DALLAS — A local branch of the IRS’ Tax Exempt and Government Entities Division is looking into the Clinton Foundation, according to the Dallas Observer.
This IRS review of the embattled charity has gone under the radar screen this election season, but it is definitely making waves.
Unfortunately, the Observer reports the IRS investigation will most likely not be complete before the November 8 election, but it could impact the first term of a Hillary Clinton presidency if she wins.
In Washington, D.C., many things start with words printed on congressional letterhead. Earlier this year, 64 GOP members of Congress asked the IRS to investigate why the foundation can keep its nonprofit status. The letter includes “media reports” claiming pay-to-play relationships between former President Bill Clinton, who received large speaking fees, and decisions made by Hillary Clinton to approve choices that benefited foundation donors. The sources of these reports range from The New York Times to hit-piece investigative books.
In July, the IRS sent letters back to the Congress informing members the review had begun. The letter also noted that the Tax Exempt and Government Entities Division (TE/GE) office in Dallas would be conducting the review.
IRS spokespeople in Dallas and Washington won’t say why the review is being conducted in Dallas.
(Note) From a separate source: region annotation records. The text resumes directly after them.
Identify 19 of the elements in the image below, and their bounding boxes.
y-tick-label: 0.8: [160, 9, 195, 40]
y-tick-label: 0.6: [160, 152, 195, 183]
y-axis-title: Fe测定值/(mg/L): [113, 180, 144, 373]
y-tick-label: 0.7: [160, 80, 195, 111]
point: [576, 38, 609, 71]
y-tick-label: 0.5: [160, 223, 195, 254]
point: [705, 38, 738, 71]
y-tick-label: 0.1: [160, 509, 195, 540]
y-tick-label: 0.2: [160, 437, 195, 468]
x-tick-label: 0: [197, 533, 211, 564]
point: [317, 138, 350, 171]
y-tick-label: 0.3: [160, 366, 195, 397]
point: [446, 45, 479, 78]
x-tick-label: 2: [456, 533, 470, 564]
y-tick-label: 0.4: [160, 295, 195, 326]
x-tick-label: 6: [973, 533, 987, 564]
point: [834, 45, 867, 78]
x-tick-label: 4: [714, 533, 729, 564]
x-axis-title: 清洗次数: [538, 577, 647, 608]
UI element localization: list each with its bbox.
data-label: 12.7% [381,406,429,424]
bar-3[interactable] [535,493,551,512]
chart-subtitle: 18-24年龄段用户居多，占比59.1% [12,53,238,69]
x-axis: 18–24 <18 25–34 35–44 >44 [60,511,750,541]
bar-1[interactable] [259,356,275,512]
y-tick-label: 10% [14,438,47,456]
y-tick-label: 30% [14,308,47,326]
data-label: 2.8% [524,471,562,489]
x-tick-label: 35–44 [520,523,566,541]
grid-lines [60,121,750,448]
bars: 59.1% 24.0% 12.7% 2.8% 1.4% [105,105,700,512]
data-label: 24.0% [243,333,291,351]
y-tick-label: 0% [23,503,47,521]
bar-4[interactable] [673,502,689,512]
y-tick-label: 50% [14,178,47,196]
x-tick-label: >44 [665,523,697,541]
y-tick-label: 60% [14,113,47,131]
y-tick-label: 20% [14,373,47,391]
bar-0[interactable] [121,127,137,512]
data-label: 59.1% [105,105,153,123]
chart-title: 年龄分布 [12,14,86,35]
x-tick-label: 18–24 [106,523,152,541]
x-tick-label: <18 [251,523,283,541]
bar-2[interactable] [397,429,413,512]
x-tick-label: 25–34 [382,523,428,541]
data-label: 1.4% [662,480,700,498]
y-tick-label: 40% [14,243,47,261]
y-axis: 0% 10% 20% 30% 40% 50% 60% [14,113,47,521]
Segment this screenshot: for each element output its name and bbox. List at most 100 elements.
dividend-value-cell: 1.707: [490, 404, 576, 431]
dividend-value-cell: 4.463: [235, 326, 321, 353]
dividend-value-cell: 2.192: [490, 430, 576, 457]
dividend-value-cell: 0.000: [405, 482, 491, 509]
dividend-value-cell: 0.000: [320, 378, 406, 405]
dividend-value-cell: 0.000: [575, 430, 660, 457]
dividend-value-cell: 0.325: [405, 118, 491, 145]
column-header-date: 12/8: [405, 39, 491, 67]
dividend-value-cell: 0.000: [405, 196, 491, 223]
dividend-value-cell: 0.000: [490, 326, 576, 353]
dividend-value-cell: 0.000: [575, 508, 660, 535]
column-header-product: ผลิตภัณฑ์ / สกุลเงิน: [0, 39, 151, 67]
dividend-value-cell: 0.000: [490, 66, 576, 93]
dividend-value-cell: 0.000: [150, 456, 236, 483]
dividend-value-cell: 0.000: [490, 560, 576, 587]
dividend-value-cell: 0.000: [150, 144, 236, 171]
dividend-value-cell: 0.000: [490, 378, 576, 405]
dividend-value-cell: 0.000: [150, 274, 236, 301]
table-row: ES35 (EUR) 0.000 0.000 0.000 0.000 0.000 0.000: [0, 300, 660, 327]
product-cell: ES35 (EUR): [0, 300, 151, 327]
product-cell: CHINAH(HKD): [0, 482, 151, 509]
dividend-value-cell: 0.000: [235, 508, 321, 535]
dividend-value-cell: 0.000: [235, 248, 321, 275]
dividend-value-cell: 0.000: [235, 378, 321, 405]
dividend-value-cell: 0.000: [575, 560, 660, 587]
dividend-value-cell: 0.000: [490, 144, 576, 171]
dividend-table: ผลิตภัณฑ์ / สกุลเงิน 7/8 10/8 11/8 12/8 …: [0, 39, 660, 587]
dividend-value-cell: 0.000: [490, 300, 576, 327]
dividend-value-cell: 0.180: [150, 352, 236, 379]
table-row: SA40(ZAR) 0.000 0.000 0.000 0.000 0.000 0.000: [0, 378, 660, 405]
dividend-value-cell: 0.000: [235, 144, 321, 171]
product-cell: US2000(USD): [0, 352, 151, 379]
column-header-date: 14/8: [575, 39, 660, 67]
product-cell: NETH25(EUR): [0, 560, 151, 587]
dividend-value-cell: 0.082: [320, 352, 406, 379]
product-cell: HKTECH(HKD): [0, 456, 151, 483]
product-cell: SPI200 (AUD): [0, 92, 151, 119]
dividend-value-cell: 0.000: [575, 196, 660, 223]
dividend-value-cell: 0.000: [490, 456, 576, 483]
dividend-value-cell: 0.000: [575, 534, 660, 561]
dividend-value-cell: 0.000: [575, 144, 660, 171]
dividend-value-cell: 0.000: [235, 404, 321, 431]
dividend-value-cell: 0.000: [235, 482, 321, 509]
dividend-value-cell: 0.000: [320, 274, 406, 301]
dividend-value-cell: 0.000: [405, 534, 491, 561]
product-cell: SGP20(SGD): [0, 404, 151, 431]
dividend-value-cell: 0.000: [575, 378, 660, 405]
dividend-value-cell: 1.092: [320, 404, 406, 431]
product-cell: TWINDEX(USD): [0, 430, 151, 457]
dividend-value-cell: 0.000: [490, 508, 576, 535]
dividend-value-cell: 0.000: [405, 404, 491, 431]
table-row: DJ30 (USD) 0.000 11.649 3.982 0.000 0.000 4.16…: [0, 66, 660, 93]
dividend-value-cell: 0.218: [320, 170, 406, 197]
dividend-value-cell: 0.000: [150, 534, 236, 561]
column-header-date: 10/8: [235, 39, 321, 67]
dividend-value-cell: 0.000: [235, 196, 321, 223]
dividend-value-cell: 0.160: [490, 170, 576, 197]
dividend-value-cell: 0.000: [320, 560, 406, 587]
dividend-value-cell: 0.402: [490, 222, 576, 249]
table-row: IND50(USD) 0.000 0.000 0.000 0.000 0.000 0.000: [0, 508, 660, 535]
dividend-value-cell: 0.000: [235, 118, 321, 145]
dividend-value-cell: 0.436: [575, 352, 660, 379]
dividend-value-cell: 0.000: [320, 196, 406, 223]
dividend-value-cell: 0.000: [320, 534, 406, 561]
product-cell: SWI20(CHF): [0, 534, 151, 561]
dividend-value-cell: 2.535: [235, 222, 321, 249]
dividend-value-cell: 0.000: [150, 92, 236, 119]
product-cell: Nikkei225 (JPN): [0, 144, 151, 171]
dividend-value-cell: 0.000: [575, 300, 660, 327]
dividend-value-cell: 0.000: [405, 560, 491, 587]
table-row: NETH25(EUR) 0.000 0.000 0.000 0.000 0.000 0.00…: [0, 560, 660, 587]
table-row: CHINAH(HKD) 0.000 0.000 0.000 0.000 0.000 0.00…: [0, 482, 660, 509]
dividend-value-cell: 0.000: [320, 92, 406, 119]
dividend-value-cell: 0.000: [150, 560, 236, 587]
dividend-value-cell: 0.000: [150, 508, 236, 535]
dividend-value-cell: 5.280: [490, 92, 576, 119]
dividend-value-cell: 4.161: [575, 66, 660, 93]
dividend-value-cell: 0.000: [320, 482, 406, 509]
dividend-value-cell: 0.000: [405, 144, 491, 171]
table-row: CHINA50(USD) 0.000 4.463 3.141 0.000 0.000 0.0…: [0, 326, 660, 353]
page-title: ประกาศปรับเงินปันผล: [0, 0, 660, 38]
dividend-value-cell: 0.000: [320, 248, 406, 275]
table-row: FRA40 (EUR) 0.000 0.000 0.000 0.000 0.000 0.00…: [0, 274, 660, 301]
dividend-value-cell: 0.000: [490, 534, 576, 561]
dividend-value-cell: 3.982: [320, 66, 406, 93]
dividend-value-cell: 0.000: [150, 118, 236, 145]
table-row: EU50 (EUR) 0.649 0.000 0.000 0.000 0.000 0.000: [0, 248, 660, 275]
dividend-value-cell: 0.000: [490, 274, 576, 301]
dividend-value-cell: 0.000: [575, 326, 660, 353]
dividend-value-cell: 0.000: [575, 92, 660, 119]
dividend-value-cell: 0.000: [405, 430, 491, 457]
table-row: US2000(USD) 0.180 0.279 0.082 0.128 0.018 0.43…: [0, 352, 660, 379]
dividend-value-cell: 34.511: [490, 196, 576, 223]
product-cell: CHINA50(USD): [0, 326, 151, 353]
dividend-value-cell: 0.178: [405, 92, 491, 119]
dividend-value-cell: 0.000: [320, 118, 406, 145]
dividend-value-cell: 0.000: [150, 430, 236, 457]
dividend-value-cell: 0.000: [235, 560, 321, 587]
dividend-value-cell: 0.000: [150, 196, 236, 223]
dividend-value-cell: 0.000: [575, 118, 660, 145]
Spokespeople claim even this information would violate rules — Code 6103, staff make sure to cite — that stop them from discussing ongoing examinations. IRS officials declined to provide details about the Dallas office, including its size, or comment on the TE/GE work in general.
On its website, the Tax Exempt and Government Entities Division refers the operators of nonprofits as “customers.” Their mission statement is: “To provide our customers top quality service by helping them understand and comply with applicable tax laws and to protect the public interest by applying the tax law with integrity and fairness to all.”
But the office does have a mandate to review claims of exemption, including conducting “examinations to identify and address non-compliance” like the one underway with the Clinton Foundation. One IRS document called the “Tax Exempt and Government Entities Fiscal Year 2017 Work Plan” gives a more complete picture. “Filing, organizational and operational and employment tax numbered among the top issues the Exempt Organizations Examinations group uncovered in its 4,984 examinations in 2016,” it says. “The filing issues primarily involved verifying exempt activities and securing delinquent returns.”